Seguirá, no obstante, la tenaz búsqueda. La leyenda ha ido involucrando nombres propios. Los náufragos de las poblaciones fundadas por Sarmiento de Gamboa en el Estrecho de Magallanes, que han abandonado aquellas plazas fuertes enquistadas en el confín del mundo para impedir el tráfico de los contrabandistas, no son náufragos ni han sucumbido a manos de los patagones: son simplemente pérfidos desertores de las huestes reales que se han radicado para siempre en la inexpugnable Ciudad de los Césares.

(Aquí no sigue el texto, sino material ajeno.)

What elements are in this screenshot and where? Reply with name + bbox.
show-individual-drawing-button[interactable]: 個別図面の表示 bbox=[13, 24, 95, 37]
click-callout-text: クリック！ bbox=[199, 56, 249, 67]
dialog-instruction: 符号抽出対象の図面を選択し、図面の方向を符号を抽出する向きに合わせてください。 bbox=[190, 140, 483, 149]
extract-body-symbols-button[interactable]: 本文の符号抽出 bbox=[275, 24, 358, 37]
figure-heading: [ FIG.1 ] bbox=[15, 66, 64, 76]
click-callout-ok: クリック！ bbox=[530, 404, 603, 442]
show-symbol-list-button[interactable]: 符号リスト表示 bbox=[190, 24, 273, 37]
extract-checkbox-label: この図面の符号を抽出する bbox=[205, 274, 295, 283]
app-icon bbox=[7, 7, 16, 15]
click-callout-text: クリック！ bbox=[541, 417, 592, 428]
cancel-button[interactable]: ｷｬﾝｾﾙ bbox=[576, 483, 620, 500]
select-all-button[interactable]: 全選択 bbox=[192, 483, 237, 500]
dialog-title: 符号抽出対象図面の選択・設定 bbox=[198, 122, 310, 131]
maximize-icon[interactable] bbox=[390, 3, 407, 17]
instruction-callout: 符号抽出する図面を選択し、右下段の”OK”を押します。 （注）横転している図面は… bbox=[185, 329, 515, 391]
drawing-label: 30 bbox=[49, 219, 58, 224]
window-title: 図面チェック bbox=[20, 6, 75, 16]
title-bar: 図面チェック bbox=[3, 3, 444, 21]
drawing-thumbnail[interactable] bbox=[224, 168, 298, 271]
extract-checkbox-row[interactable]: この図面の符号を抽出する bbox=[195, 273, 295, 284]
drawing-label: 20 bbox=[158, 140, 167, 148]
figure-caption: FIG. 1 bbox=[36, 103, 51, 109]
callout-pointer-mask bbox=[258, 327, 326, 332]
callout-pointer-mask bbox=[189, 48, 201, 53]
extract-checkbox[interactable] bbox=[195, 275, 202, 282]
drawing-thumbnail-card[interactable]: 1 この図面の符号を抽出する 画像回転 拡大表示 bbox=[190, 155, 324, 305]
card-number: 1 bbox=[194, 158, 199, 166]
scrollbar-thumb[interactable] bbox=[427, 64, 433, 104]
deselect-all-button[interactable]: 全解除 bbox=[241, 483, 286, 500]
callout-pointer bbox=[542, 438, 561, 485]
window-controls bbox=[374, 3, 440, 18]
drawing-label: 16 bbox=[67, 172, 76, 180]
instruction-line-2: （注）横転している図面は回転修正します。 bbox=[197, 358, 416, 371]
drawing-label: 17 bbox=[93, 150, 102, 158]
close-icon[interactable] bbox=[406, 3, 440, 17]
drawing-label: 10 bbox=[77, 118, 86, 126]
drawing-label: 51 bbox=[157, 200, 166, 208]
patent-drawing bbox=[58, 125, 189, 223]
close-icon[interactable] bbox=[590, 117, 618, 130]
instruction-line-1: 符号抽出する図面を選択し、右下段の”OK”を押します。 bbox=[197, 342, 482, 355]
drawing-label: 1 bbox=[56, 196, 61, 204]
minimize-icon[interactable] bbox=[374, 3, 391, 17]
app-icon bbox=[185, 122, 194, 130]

Manuel Porcel de Peralta nació en 1908 en la ciudad Balnearia de la provincia de Córdoba donde a los 20 años fundó el diario Mar y Selva, primer medio gráfico de su pueblo natal. En 1944 se trasladó a San Carlos de Bariloche donde fundó el semanario Polémica. Ya instalado en Bariloche trabajó en la imprenta Lagosul de la familia Alanís -ubicada en Palacios entre Mitre y Moreno- y posteriormente abrió la librería homónima sobre la calle Mitre, en el lugar donde hoy se encuentra la Galería del Turista. Afiliado desde joven a la Unión Cívica Radical en 1957 formó parte, en calidad de constituyente, de la asamblea que dotó a la provincia de Río Negro de su primera Constitución. Y un año más tarde -en 1958- publicó su Biografía del Nahuel Huapi, una investigación histórica novelada, magistralmente escrita y documentada, que recibió elogios y consideraciones importantísimas en el ámbito nacional e internacional. Años más tarde se trasladó nuevamente a Córdoba y finalmente a Trelew, en la provincia de Chubut, donde falleció alrededor de 1985.